Шапиро ничего не знал и, услышав, что Валентина убила человека, так и сел. Толстые коричневые от заморского загара щеки его нависли над белым тугим воротничком сорочки, глаза из любопытных стали усталыми, в них читалась боль. И Кайтанов понял, что ни красноречия известного Шапиро, ни его интеллектуального потенциала все равно не хватит для того, чтобы Валя вышла на свободу.
— Пойдем… выйдем, подышим свежим воздухом, — пригласил он Захара на улицу из опасения, что их разговор может быть подслушан.
— У тебя есть какие-то конкретные мысли? — сразу же, оказавшись в тени лип на скамейке рядом с крыльцом адвокатского бюро, задал вопрос деловой и всегда собранный Захар. Бриллиант сверкнул на его мизинце, когда он в замешательстве потер свой аккуратный нос — единственный неосмысленный и вошедший в привычку жест, за который его ругала жена. («У тебя же после того, как ты потрешь свой нос, всегда идет кровь… Ты перепортил все сорочки, а они, между прочим, денег стоят…») — Ты не веришь, что нам удастся решить этот вопрос обычным путем.
— Нет, не верю… Я тут кое-что придумал… Короче, Зоря, тебе надо будет просто пару минут ничего не делать, и все.
— Побег?
— Да, из кабинета следователя, куда ее приведут для того, чтобы она поговорила с тобой как с адвокатом. Им и в голову не придет, что она сможет сбежать. Я был там, видел, что решеток на окнах нет, больше того — они вообще раскрыты… Первый этаж высокий — идеальный способ для побега. Мои люди примут ее, когда она заберется на подоконник, я все продумал и даже нашел людей, хотя ничего еще никому не рассказал. Мне важно было, чтобы согласился ты. Ты согласен?
— Но у меня будут неприятности… Не проще ли поговорить со следователем? Может, он сам поможет тебе?
— Нет, это исключено. Я наводил справки — наш следователь не продается. Редкая порода людей. С одной стороны, это приятно, что еще не весь мир скурвился, но с другой — он ни за что не поможет мне с побегом. Если ты боишься, что тебя в чем-нибудь заподозрят, то можешь не переживать… Валентина оглушит тебя чем-нибудь, небольно… А за это небольшое неудобство ты получишь пять тысяч баксов. Решай, Зоря…

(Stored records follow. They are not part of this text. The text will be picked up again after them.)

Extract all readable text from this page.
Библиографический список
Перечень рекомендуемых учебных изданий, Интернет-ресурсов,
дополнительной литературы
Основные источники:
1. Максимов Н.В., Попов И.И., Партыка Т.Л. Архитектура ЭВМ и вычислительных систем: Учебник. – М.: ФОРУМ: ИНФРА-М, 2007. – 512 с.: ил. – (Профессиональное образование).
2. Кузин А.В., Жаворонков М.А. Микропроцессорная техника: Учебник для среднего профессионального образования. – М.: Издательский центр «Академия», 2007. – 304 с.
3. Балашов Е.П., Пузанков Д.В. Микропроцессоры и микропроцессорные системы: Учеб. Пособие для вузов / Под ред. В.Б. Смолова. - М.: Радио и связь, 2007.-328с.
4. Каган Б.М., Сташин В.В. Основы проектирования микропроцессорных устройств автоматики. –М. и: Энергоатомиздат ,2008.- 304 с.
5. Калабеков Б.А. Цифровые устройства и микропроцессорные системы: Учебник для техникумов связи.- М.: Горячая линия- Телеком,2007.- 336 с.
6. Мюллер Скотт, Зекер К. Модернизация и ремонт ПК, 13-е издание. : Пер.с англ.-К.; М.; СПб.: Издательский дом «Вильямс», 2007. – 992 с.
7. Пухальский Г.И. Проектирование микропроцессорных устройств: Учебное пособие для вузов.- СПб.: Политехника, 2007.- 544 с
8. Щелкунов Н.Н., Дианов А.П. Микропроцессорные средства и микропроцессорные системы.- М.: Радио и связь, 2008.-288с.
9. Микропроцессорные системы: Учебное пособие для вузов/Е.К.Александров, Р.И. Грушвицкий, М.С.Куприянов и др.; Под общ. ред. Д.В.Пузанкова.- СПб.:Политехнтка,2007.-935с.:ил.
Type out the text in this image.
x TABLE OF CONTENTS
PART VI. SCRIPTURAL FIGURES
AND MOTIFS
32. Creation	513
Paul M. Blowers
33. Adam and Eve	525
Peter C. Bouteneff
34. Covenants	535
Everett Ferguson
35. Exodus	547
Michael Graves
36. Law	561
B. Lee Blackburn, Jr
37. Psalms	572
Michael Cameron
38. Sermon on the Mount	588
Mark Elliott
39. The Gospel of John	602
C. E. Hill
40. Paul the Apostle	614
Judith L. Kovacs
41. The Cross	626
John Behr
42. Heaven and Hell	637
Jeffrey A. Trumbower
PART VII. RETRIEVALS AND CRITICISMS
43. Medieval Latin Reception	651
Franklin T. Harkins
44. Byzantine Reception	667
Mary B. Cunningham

— Я понимаю тебя, Лева, но уж больно просто, если тебя послушать, все это… Твою жену могут подстрелить при побеге, или же она может быть травмирована в момент спуска из окна, ты подумал об этом?
— У нее все получится. Зоря, мне больше не к кому обратиться с этой деликатнейшей просьбой. Но от того, как мы все сработаем, зависит слишком много…
Шапиро чувствовал, что Кайтанов находится в последней стадии нервного напряжения и что, если он ему сейчас откажет, тот сам, своими силами все равно попытается вызволить жену. Но у него, как у человека, у которого отняли самое дорогое, все гиперболизировалось в сознании. Простой выход, подсказанный ему рассудком, решал проблему, что называется, «малой кровью». Захар попытался это озвучить:
— Лева, существует еще один способ — залог. Ты не думал об этом?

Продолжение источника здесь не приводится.